The Billings Outpost

Billings Clinic tops for safety

YONKERS, N.Y. - Billings Clinic was rated the highest scoring hospital in the nation for safety in a recent report by Consumer Reports.

It was the first time Consumer Reports has rated U.S. hospitals for safety, combining six key measures into one composite Rating. Overall, Consumer Reports rates 1,159 hospitals in 44 states in four special regional editions of its August issue and online at www.ConsumerReports.org.

Billings Clinic got the top score in part because it reported very low rates of double CT scans and bloodstream infections.

Mark Rumans, the hospital’s physician-in-chief, said that doctors who practice there are part of an integrated system, which fosters teamwork.

No other Montana hospitals rated either in the top or bottom 10 on Consumer Reports’ list.

The six categories that comprise the safety score are: infections, readmissions, overuse of scanning, communication about new medications and discharge, complications, and mortality.
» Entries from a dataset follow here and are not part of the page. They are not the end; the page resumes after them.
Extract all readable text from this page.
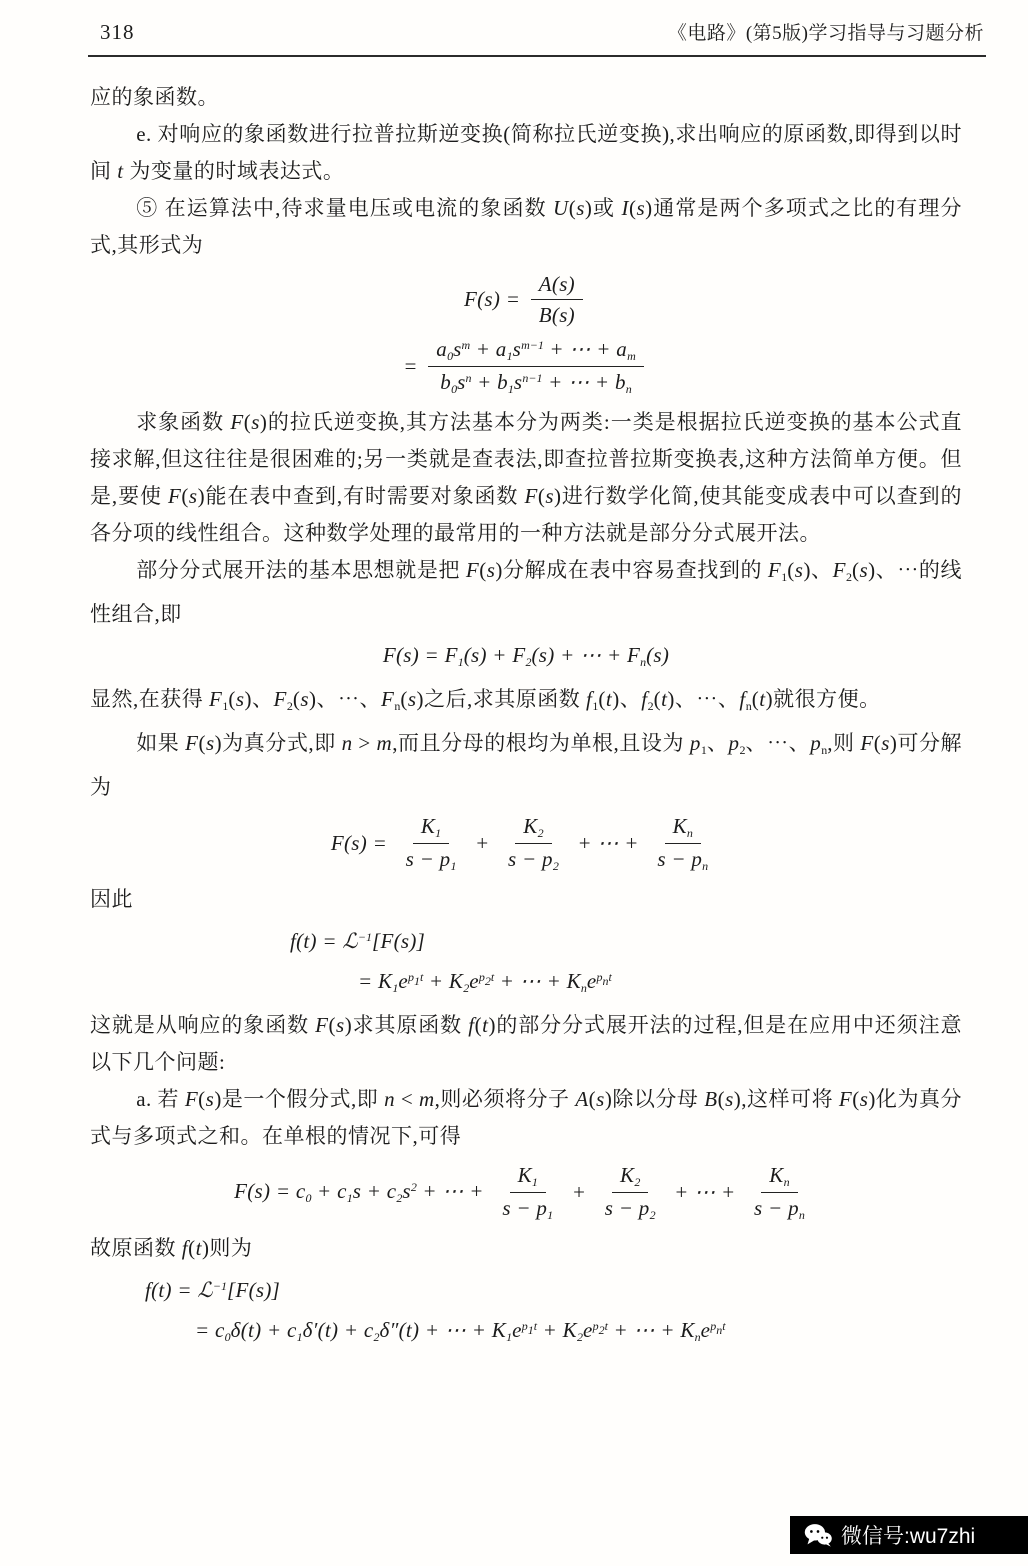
318	《电路》(第5版)学习指导与习题分析

应的象函数。

e. 对响应的象函数进行拉普拉斯逆变换(简称拉氏逆变换),求出响应的原函数,即得到以时间 t 为变量的时域表达式。

⑤ 在运算法中,待求量电压或电流的象函数 U(s)或 I(s)通常是两个多项式之比的有理分式,其形式为

$F(s) = \frac{A(s)}{B(s)}$
= $\frac{a_0s^m + a_1s^{m-1} + \cdots + a_m}{b_0s^n + b_1s^{n-1} + \cdots + b_n}$

求象函数 F(s)的拉氏逆变换,其方法基本分为两类:一类是根据拉氏逆变换的基本公式直接求解,但这往往是很困难的;另一类就是查表法,即查拉普拉斯变换表,这种方法简单方便。但是,要使 F(s)能在表中查到,有时需要对象函数 F(s)进行数学化简,使其能变成表中可以查到的各分项的线性组合。这种数学处理的最常用的一种方法就是部分分式展开法。

部分分式展开法的基本思想就是把 F(s)分解成在表中容易查找到的 $F_1(s)$、$F_2(s)$、⋯的线性组合,即

$F(s) = F_1(s) + F_2(s)$ + ⋯ + $F_n(s)$

显然,在获得 $F_1(s)$、$F_2(s)$、⋯、$F_n(s)$之后,求其原函数 $f_1(t)$、$f_2(t)$、⋯、$f_n(t)$就很方便。

如果 F(s)为真分式,即 n > m,而且分母的根均为单根,且设为 $p_1$、$p_2$、⋯、$p_n$,则 F(s)可分解为

$F(s) = \frac{K_1}{s - p_1} + \frac{K_2}{s - p_2}$ + ⋯ + $\frac{K_n}{s - p_n}$

因此

f(t) = ℒ$^{-1}$[F(s)]
= $K_1e^{p_1t} + K_2e^{p_2t}$ + ⋯ + $K_ne^{p_nt}$

这就是从响应的象函数 F(s)求其原函数 f(t)的部分分式展开法的过程,但是在应用中还须注意以下几个问题:

a. 若 F(s)是一个假分式,即 n < m,则必须将分子 A(s)除以分母 B(s),这样可将 F(s)化为真分式与多项式之和。在单根的情况下,可得

$F(s) = c_0 + c_1s + c_2s^2$ + ⋯ + $\frac{K_1}{s - p_1} + \frac{K_2}{s - p_2}$ + ⋯ + $\frac{K_n}{s - p_n}$

故原函数 f(t)则为

f(t) = ℒ$^{-1}$[F(s)]
= $c_0\delta(t) + c_1\delta'(t) + c_2\delta''(t)$ + ⋯ + $K_1e^{p_1t} + K_2e^{p_2t}$ + ⋯ + $K_ne^{p_nt}$
微信号:wu7zhi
Infections, surgical mistakes, and other medical harm contribute to the deaths of 180,000 hospital patients a year, according to projections based on a 2010 report by the Department of Health and Human Services.  And that figure only applies to Medicare patients.

More than half (51 percent) of the hospitals rated by Consumer Reports received a score below 50 (on a scale of 1-100). “The safety scores provide a window into our nation’s hospitals, exposing worrisome risks that are mostly preventable,” said John Santa, director of the Consumer Reports Health Ratings Center.

 “A consumer who enters a hospital thinking it’s a place to get better deserves to know if that is indeed the case.”  Some highlights:

* Overall Safety Performance: Even the highest scoring hospitals have room for improvement. Billings Clinic in Montana was at the top of Consumer Reports’ list, but it got a safety score of just 72. As noted above, 51 percent of hospitals rated by Consumer Reports earned scores below 50 on a scale of 1-100.

· Deadly Infections: About one in 20 hospitalized patients will develop an infection that can be devastating, deadly even. Many can be prevented. Of the hospitals rated by Consumer Reports, 202 hospitals reported infections at rates higher than the national benchmark, and only 148 reported zero infections.

· Radiation Overload: CT scans can provide essential diagnostic information. But they pose risks, too. Radiation from CT scans — which are equivalent to between 100 and 500 chest X-rays—might contribute to an estimated 29,000 future cancers a year, a 2009 study suggests. Consumer Reports’ Ratings report on the percentage of chest and abdominal CT scans that are ordered twice for the same patient, once with contrast, and once without. Only 28 percent of the hospitals in CR’s Ratings had double-scan rates of 5 percent or less in both categories.

· Readmissions: Research suggests that up to three-quarters of readmissions may be preventable. Consumer Reports includes readmissions in its safety composite score in part because the more often a patient enters a hospital, the greater the chance something will go wrong. No hospital earned CR’s highest score for readmissions; 166 hospitals received CR’s lowest score.   

· Communication: For Communication, again, no hospital earned CR’s top score while almost 500 hospitals earned CR’s lowest score for communication about new medications and discharge plans. The Communication scores are based on questions answered by millions of discharged patients in a federally mandated survey.

· Medical Harm: Peter Pronovost, senior vice president for patient safety at Johns Hopkins Medicine in Baltimore, Md., told Consumer Reports: “Medical harm is probably one of the three leading causes of death in the U.S., but the government doesn’t adequately track it as it does deaths from automobiles, plane crashes, and cancer. It’s appalling.”

The report outlines steps the government should take to fix the system, including the implementation of a national system for tracking and publicly reporting medical errors, as recommended by the Institute of Medicine more than 10 years ago. “The public assumes that someone keeps track of all that goes wrong, but that is just not the case,” said Lisa McGiffert, director of the Safe Patient Project at Consumers Union, the advocacy arm of Consumer Reports. For more details about what needs to happen to improve hospital safety, go to www.ConsumerReports.org.